The Qalai Janghi prisoners were foreign Taliban volunteers who surrendered with the Taliban at Kunduz, and had then been separated from their Afghan comrades and brought to General Dostum's fortress. The Northern Alliance had promised amnesty for Afghan Taliban fighters; the foreigners were a problem. The U.S. had made clear during the siege of Kunduz that it would not accept any outcome that allowed Al Qaeda operatives to escape to other countries — they should, Defense Secretary Rumsfeld said bluntly, "either be killed or taken prisoner." Dostum had taken the captives to his fortress, announcing that he would hand them over to the United Nations after processing. Exactly how he planned to do this was unclear, since there is currently no UN security presence in Afghanistan.

Calls for an investigation

If Dostum's intentions were unclear, his security arrangements proved catastrophic. Even before the revolt began, two senior Northern Alliance commanders were killed in the fortress on Saturday night by a hand grenade detonated by a Taliban prisoner. But the conflagration that killed most of the prisoners began on Sunday morning, triggered — according to an emerging consensus among news reports — when prisoners set upon two CIA operatives sent to interrogate them in the hope of weeding out Al Qaeda members.
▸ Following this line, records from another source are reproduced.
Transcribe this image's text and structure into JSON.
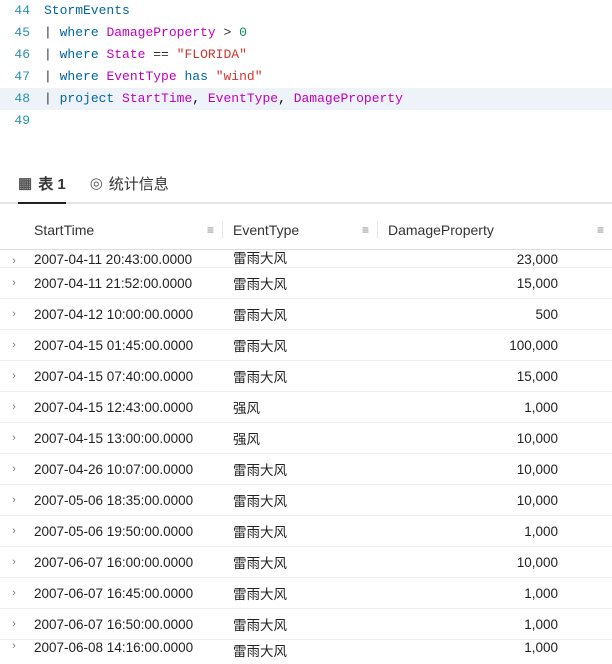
{
  "editor": {
    "lines": [
      {
        "num": "44",
        "hl": false,
        "tokens": [
          {
            "t": "StormEvents",
            "c": "tok-id"
          }
        ]
      },
      {
        "num": "45",
        "hl": false,
        "tokens": [
          {
            "t": "| ",
            "c": "tok-pipe"
          },
          {
            "t": "where",
            "c": "tok-kw"
          },
          {
            "t": " ",
            "c": ""
          },
          {
            "t": "DamageProperty",
            "c": "tok-col"
          },
          {
            "t": " > ",
            "c": "tok-op"
          },
          {
            "t": "0",
            "c": "tok-num"
          }
        ]
      },
      {
        "num": "46",
        "hl": false,
        "tokens": [
          {
            "t": "| ",
            "c": "tok-pipe"
          },
          {
            "t": "where",
            "c": "tok-kw"
          },
          {
            "t": " ",
            "c": ""
          },
          {
            "t": "State",
            "c": "tok-col"
          },
          {
            "t": " == ",
            "c": "tok-op"
          },
          {
            "t": "\"FLORIDA\"",
            "c": "tok-str"
          }
        ]
      },
      {
        "num": "47",
        "hl": false,
        "tokens": [
          {
            "t": "| ",
            "c": "tok-pipe"
          },
          {
            "t": "where",
            "c": "tok-kw"
          },
          {
            "t": " ",
            "c": ""
          },
          {
            "t": "EventType",
            "c": "tok-col"
          },
          {
            "t": " ",
            "c": ""
          },
          {
            "t": "has",
            "c": "tok-kw"
          },
          {
            "t": " ",
            "c": ""
          },
          {
            "t": "\"wind\"",
            "c": "tok-str"
          }
        ]
      },
      {
        "num": "48",
        "hl": true,
        "tokens": [
          {
            "t": "| ",
            "c": "tok-pipe"
          },
          {
            "t": "project",
            "c": "tok-kw"
          },
          {
            "t": " ",
            "c": ""
          },
          {
            "t": "StartTime",
            "c": "tok-col"
          },
          {
            "t": ", ",
            "c": ""
          },
          {
            "t": "EventType",
            "c": "tok-col"
          },
          {
            "t": ", ",
            "c": ""
          },
          {
            "t": "DamageProperty",
            "c": "tok-col"
          }
        ]
      },
      {
        "num": "49",
        "hl": false,
        "tokens": []
      }
    ]
  },
  "tabs": {
    "table_icon": "▦",
    "table_label": "表 1",
    "stats_icon": "◎",
    "stats_label": "统计信息"
  },
  "columns": {
    "start": "StartTime",
    "type": "EventType",
    "dmg": "DamageProperty",
    "menu_glyph": "≡"
  },
  "rows": [
    {
      "expand": "›",
      "start": "2007-04-11 20:43:00.0000",
      "type": "雷雨大风",
      "dmg": "23,000",
      "clip": "top"
    },
    {
      "expand": "›",
      "start": "2007-04-11 21:52:00.0000",
      "type": "雷雨大风",
      "dmg": "15,000"
    },
    {
      "expand": "›",
      "start": "2007-04-12 10:00:00.0000",
      "type": "雷雨大风",
      "dmg": "500"
    },
    {
      "expand": "›",
      "start": "2007-04-15 01:45:00.0000",
      "type": "雷雨大风",
      "dmg": "100,000"
    },
    {
      "expand": "›",
      "start": "2007-04-15 07:40:00.0000",
      "type": "雷雨大风",
      "dmg": "15,000"
    },
    {
      "expand": "›",
      "start": "2007-04-15 12:43:00.0000",
      "type": "强风",
      "dmg": "1,000"
    },
    {
      "expand": "›",
      "start": "2007-04-15 13:00:00.0000",
      "type": "强风",
      "dmg": "10,000"
    },
    {
      "expand": "›",
      "start": "2007-04-26 10:07:00.0000",
      "type": "雷雨大风",
      "dmg": "10,000"
    },
    {
      "expand": "›",
      "start": "2007-05-06 18:35:00.0000",
      "type": "雷雨大风",
      "dmg": "10,000"
    },
    {
      "expand": "›",
      "start": "2007-05-06 19:50:00.0000",
      "type": "雷雨大风",
      "dmg": "1,000"
    },
    {
      "expand": "›",
      "start": "2007-06-07 16:00:00.0000",
      "type": "雷雨大风",
      "dmg": "10,000"
    },
    {
      "expand": "›",
      "start": "2007-06-07 16:45:00.0000",
      "type": "雷雨大风",
      "dmg": "1,000"
    },
    {
      "expand": "›",
      "start": "2007-06-07 16:50:00.0000",
      "type": "雷雨大风",
      "dmg": "1,000"
    },
    {
      "expand": "›",
      "start": "2007-06-08 14:16:00.0000",
      "type": "雷雨大风",
      "dmg": "1,000",
      "clip": "bottom"
    }
  ]
}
One of these men, Johnny "Mike" Spann, was reportedly beaten to death; the other escaped to a far corner of the prison as a massive firefight broke out between Northern Alliance guards and prisoners who carried concealed weapons, or had disarmed the guards and broken into the fortress's armory.
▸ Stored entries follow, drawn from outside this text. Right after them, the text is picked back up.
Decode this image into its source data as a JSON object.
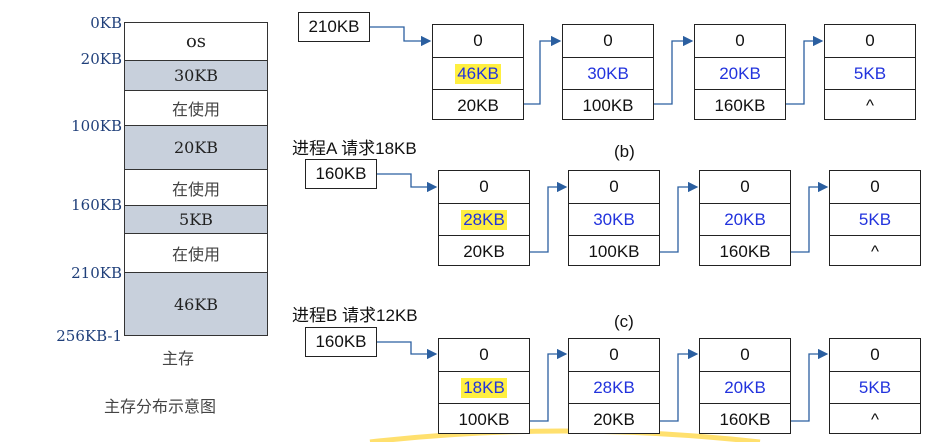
{
  "memory_map": {
    "addresses": [
      "0KB",
      "20KB",
      "100KB",
      "160KB",
      "210KB",
      "256KB-1"
    ],
    "segments": [
      "os",
      "30KB",
      "在使用",
      "20KB",
      "在使用",
      "5KB",
      "在使用",
      "46KB"
    ],
    "caption_short": "主存",
    "caption_long": "主存分布示意图"
  },
  "rows": [
    {
      "head": "210KB",
      "label": "",
      "nodes": [
        {
          "top": "0",
          "size": "46KB",
          "highlight": true,
          "bottom": "20KB"
        },
        {
          "top": "0",
          "size": "30KB",
          "highlight": false,
          "bottom": "100KB"
        },
        {
          "top": "0",
          "size": "20KB",
          "highlight": false,
          "bottom": "160KB"
        },
        {
          "top": "0",
          "size": "5KB",
          "highlight": false,
          "bottom": "^"
        }
      ]
    },
    {
      "head": "160KB",
      "label": "进程A 请求18KB",
      "nodes": [
        {
          "top": "0",
          "size": "28KB",
          "highlight": true,
          "bottom": "20KB"
        },
        {
          "top": "0",
          "size": "30KB",
          "highlight": false,
          "bottom": "100KB"
        },
        {
          "top": "0",
          "size": "20KB",
          "highlight": false,
          "bottom": "160KB"
        },
        {
          "top": "0",
          "size": "5KB",
          "highlight": false,
          "bottom": "^"
        }
      ]
    },
    {
      "head": "160KB",
      "label": "进程B 请求12KB",
      "nodes": [
        {
          "top": "0",
          "size": "18KB",
          "highlight": true,
          "bottom": "100KB"
        },
        {
          "top": "0",
          "size": "28KB",
          "highlight": false,
          "bottom": "20KB"
        },
        {
          "top": "0",
          "size": "20KB",
          "highlight": false,
          "bottom": "160KB"
        },
        {
          "top": "0",
          "size": "5KB",
          "highlight": false,
          "bottom": "^"
        }
      ]
    }
  ],
  "subfigure_labels": [
    "(b)",
    "(c)"
  ]
}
It took three days of fighting by Northern Alliance soldiers, backed by U.S. special forces and British SAS troops and American warplanes to quell the uprising. A number of Northern Alliance troops were killed, and five Americans were wounded by a stray bomb dropped by a U.S. plane. Western officials say that as ugly as the bloodbath may have been, the Taliban prisoners brought it upon themselves by putting their captors in mortal danger. But the U.N.'s Robinson and the Red Cross want to examine whether the military response to the revolt was "proportionate" to the threat it represented. Such concerns may ring a little in a country whose wars have never been fought according to Geneva Convention rules. They may not be paid much heed in the U.S., either, where the major media focus has been on "Mike" Spann as a heroic first American combat casualty in the war against the perpetrators of the September 11 atrocity. But the British media and important sections of London's political establishment are saying that the "Afghan way of war" notwithstanding, the role of British and U.S. soldiers at Qalai Janghi demands an inquiry into whether the suppression of the revolt conformed with the rules those countries set for their own armed forces. Naysayers will simply point out that those rules don't really offer guidelines for responding to a mass kamikaze situation.

A Northern Alliance spokesman said Thursday that his organization would allow Amnesty International to conduct an investigation, maintaining that prisoners were victim of their own extremism. But Amnesty responded that while it would be happy to send an observer, the responsibility for convening such an inquiry lay with the Northern Alliance, the U.S. and Britain. Which may mean it's unlikely to happen any time soon — because there's certainly not likely to be much pressure either in Washington or Kabul to account for the deaths of some 400 foreigners willing to fight to the death for Osama bin Laden's jihad.